Posted by: Ethan C. | Feb 7, 2008 10:02:13 AM
>>Add to this that every player on a soccer team must be a well rounded athlete (no pudgy power hitters that can't steal a base to save their life, no pitchers that can't swing a bat, no 350 pound linebacker that can't catch, no wimpy QB whose afraid to run it) All soccer players must be strong, fast, and possess fine motor skills (even the goalie). <<
On the other hand football allows players to be different. The offensive linemen differs in physique and ability from the running back, you differs from the tight end, who differs from the wide receivers, etc., This is more reflective of how society works, and how God created. In that sense it is better than the cookie cutter model. Also American football is more than just a group of guys tackling each other - there are strategies involved on every play. A simple 2 year running play in the first quarter maybe the reason why a 50 yard pass play works in the fourth.
Posted by: Bob G | Feb 7, 2008 10:03:08 AM
Bob,
That's like saying, "Opera is acting with music, and their voices goes up and down for a while without ending."
Acting is good--with music its good too, maybe better.
Hockey is good--with grass, lets face it, it is better. And with a ball. and without sticks.
(Field hockey really is a frankentsein's monster, isn't it?)
Posted by: windmilltilter | Feb 7, 2008 10:41:12 AM
Windmilltilter,
I think your sobriquet says it all. It is a foolish battle that you cannot win.
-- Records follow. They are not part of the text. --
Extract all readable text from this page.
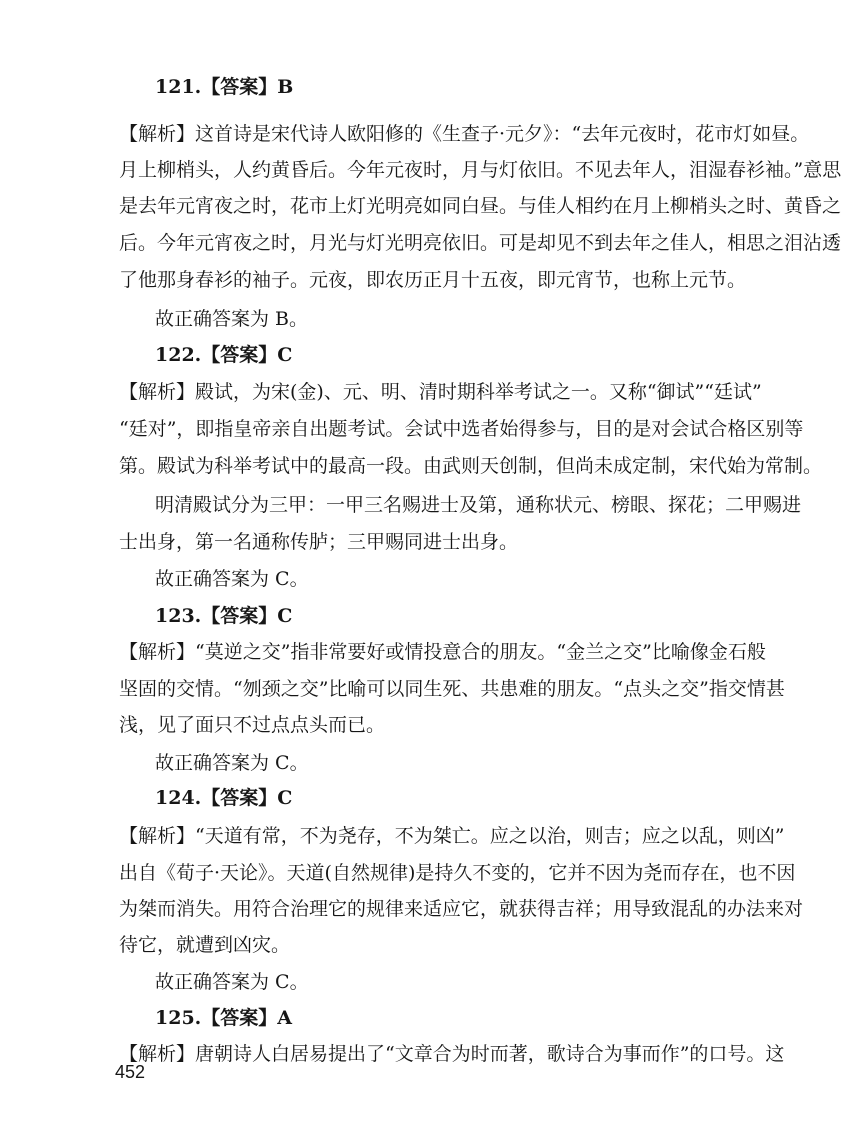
121.【答案】B
【解析】这首诗是宋代诗人欧阳修的《生查子·元夕》：“去年元夜时，花市灯如昼。
月上柳梢头，人约黄昏后。今年元夜时，月与灯依旧。不见去年人，泪湿春衫袖。”意思
是去年元宵夜之时，花市上灯光明亮如同白昼。与佳人相约在月上柳梢头之时、黄昏之
后。今年元宵夜之时，月光与灯光明亮依旧。可是却见不到去年之佳人，相思之泪沾透
了他那身春衫的袖子。元夜，即农历正月十五夜，即元宵节，也称上元节。
故正确答案为 B。
122.【答案】C
【解析】殿试，为宋(金)、元、明、清时期科举考试之一。又称“御试”“廷试”
“廷对”，即指皇帝亲自出题考试。会试中选者始得参与，目的是对会试合格区别等
第。殿试为科举考试中的最高一段。由武则天创制，但尚未成定制，宋代始为常制。
明清殿试分为三甲：一甲三名赐进士及第，通称状元、榜眼、探花；二甲赐进
士出身，第一名通称传胪；三甲赐同进士出身。
故正确答案为 C。
123.【答案】C
【解析】“莫逆之交”指非常要好或情投意合的朋友。“金兰之交”比喻像金石般
坚固的交情。“刎颈之交”比喻可以同生死、共患难的朋友。“点头之交”指交情甚
浅，见了面只不过点点头而已。
故正确答案为 C。
124.【答案】C
【解析】“天道有常，不为尧存，不为桀亡。应之以治，则吉；应之以乱，则凶”
出自《荀子·天论》。天道(自然规律)是持久不变的，它并不因为尧而存在，也不因
为桀而消失。用符合治理它的规律来适应它，就获得吉祥；用导致混乱的办法来对
待它，就遭到凶灾。
故正确答案为 C。
125.【答案】A
【解析】唐朝诗人白居易提出了“文章合为时而著，歌诗合为事而作”的口号。这
452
Like your namesake, this is principally because you really are wrong. ;-) Those windmills are not giants. And these sports really are better than soccer.
"Subtle" changes in momentum? Oh, bother, why not watch golf?
Ethan,
I enjoy tennis, but, alas, I am tremendously bad at it. This is okay, though, because tennis does not have an objective score. My friend and I can both play tennis, and both be tremendously bad at it, but when I win, I still have the satisfaction of victory. Whereas with another country club sport--golf--I can play terribly, win and still know I did terribly. What's up with a "par" for the course? I think golf was designed to impress upon the groaning masses that this really was a game for gentlemen, who could afford to go home and get drunk on single malt whiskeys.
Posted by: Michael | Feb 7, 2008 2:41:25 PM
Gentlemen,
The problem is that we are talking about games. If we were talking about sport this discussion would long be over.
The purest sport is wrestling: children wrestle; dogs, bears, lions, other animals wrestle... and God wrestled with Jacob.
Ergo, wrestling is God's sport, everything else is just a game.